Check out http://rethinkingreentry.blogspot.com/, a coalition of community organizations working to change the trend of cyclical incarceration in Harlem.

Tuesday, 28 April 2015

Theatre of the Oppressed

This week I was able to spend some time with Jeremiah Kyle Drake at Riverside Church, New York. Jeremiah is the Theatre of the Oppressed co-ordinator for the church. Theatre of the Oppressed is a tool and philosophy that I trained in some years ago and is an incredible way to creatively facilitate dialogue between people. The practice was developed by Brazilian theatre practitioner Augusto Boal and influenced by the work of the educator and theorist Paulo Freire. The practice is a means by which men and women are able to become more fully human by dealing critically and reflectively with their reality; acting it out and listening to others do the same. Put simply, it is dialogue. This process invites a deeper awareness of how we all, each day, are part of participating in the transformation of our world, for better or worse.

Theatre of the Oppressed (TO) recognises each human being as theatre – a person sees the situation and sees one’s self in the situation – we are always at once actor and spectator. Once we realise this, we realise the power that our actions have in our world, and so with that our power to help ourselves and others. If we cannot exercise this right to act and to have dialogue – to allow others to understand us or our cause then we are oppressed. If we deny others their chance to speak, or refuse to listen to them, we oppress them.

With this the Theatre of the Oppressed is a space in which we are invited to realise who we are and the roles we play in situations of oppression in our world. It is also a place to think and feel our way into acting in a way that overcomes this. TO is a rehearsal for reality which itself is reality also.

I’m conscious that as I have been reflecting on this, the riots and peaceful protests continue in Baltimore.

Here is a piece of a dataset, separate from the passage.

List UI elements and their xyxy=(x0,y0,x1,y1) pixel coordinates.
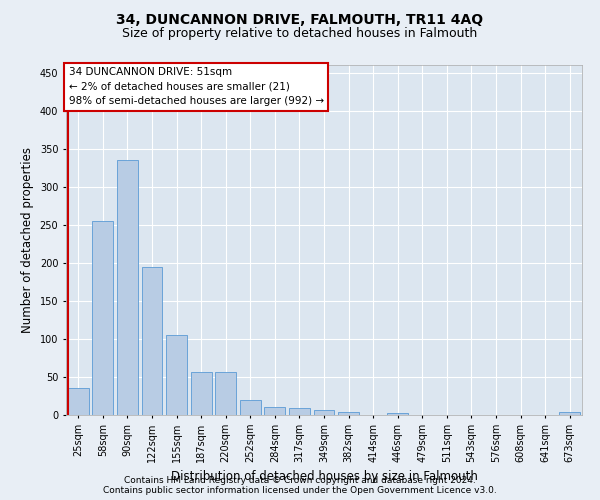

Martin Luther King once said that riots are the voice of the voiceless. So many of the people, mainly young people involved have felt that their voice has gone completely unheard. One youthworker described going into a school in Baltimore recently and asking in an assembly who in the school had lost someone they knew to violence in the city: everyone put up their hand. The youthworker then asked the young people to put up their hand if they had been on a protest or been represented on a protest against this injustice: no hand went up. Theatre of the Oppressed is just one, very simple way in which those who feel voiceless can discover their voice, and its clear that these methods are needed, not just in Baltimore, but in all of our communities, for the injustices that lie unspoken.

Jeremiah articulated to me the ways in which the Theatre of the Oppressed’s own philosophy and principals are actually those of the Gospel.  There are principals that seek to building a world where all are invited to ‘participate in human society as an equal, to respect differences and be respected’  and to become more fully human. Here dialogue prevails and work is for peace. TO allows people to be acting subjects of their own lives and its intention is always to develop societies that flourish and are just. The more I reflected on this the more I wonder that if these principles do not seem familiar to our church life, we probably need to take more action than we thought.